Gene-set enrichment analysis is a powerful bioinformatics tool to identify the functional processes underlying biological systems. This analysis is often used to functionally annotate gene lists derived from a range of workflows including but not limited to differential expression analysis. Most analyses result in hundreds of significantly enriched gene-sets. Biologists are then tasked with sifting through these lists of gene-sets and extracting relevant knowledge pertaining to their experiment. The process of selecting gene-sets of interest from these results is typically biased by the knowledge and expectations of the biologist and may miss results that could lead to novel hypotheses.
To address this issue, I develop a network-based analysis method that clusters the numerous gene-sets identified from gene-set enrichment analyses into broader biological themes. I then automatically annotate gene-set clusters using text-mining approaches. Harnessing the benefits of network analyses, vissE maps the results of enrichment analysis thus allowing biologists to understand the significance of biological themes identified.
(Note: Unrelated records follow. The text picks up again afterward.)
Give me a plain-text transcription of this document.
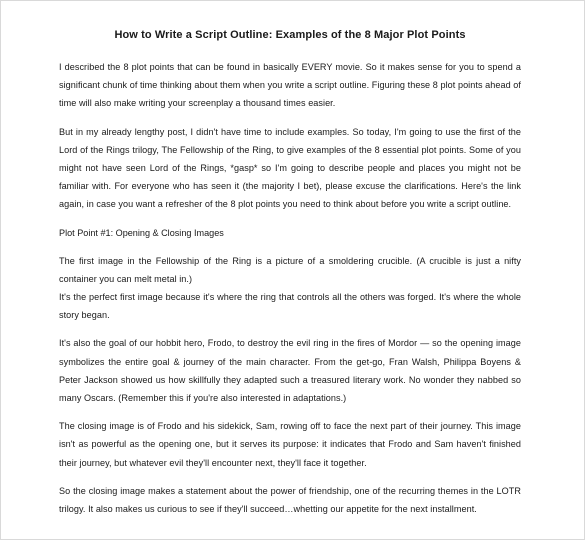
How to Write a Script Outline: Examples of the 8 Major Plot Points

I described the 8 plot points that can be found in basically EVERY movie. So it makes sense for you to spend a significant chunk of time thinking about them when you write a script outline. Figuring these 8 plot points ahead of time will also make writing your screenplay a thousand times easier.

But in my already lengthy post, I didn't have time to include examples. So today, I'm going to use the first of the Lord of the Rings trilogy, The Fellowship of the Ring, to give examples of the 8 essential plot points. Some of you might not have seen Lord of the Rings, *gasp* so I'm going to describe people and places you might not be familiar with. For everyone who has seen it (the majority I bet), please excuse the clarifications. Here's the link again, in case you want a refresher of the 8 plot points you need to think about before you write a script outline.

Plot Point #1: Opening & Closing Images

The first image in the Fellowship of the Ring is a picture of a smoldering crucible. (A crucible is just a nifty container you can melt metal in.)

It's the perfect first image because it's where the ring that controls all the others was forged. It's where the whole story began.

It's also the goal of our hobbit hero, Frodo, to destroy the evil ring in the fires of Mordor — so the opening image symbolizes the entire goal & journey of the main character. From the get-go, Fran Walsh, Philippa Boyens & Peter Jackson showed us how skillfully they adapted such a treasured literary work. No wonder they nabbed so many Oscars. (Remember this if you're also interested in adaptations.)

The closing image is of Frodo and his sidekick, Sam, rowing off to face the next part of their journey. This image isn't as powerful as the opening one, but it serves its purpose: it indicates that Frodo and Sam haven't finished their journey, but whatever evil they'll encounter next, they'll face it together.

So the closing image makes a statement about the power of friendship, one of the recurring themes in the LOTR trilogy. It also makes us curious to see if they'll succeed…whetting our appetite for the next installment.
Additionally, vissE visualises common genes across gene-set clusters thus providing a common view of both genes and gene-sets.
I demonstrate the application of vissE on cancer and COVID-19 datasets generated using spatial transcriptomics technologies. In the COVID-19 dataset, we identified a strong DNA-damage phenotype in myocardial tissue following infection. A vissE analysis can assist biologists in identifying biological themes in their experiments to drive novel hypotheses. Visualisations generated using vissE combine gene-level statistics with condensed gene-set enrichment analysis results thus providing a more holistic view of the biological system being investigated.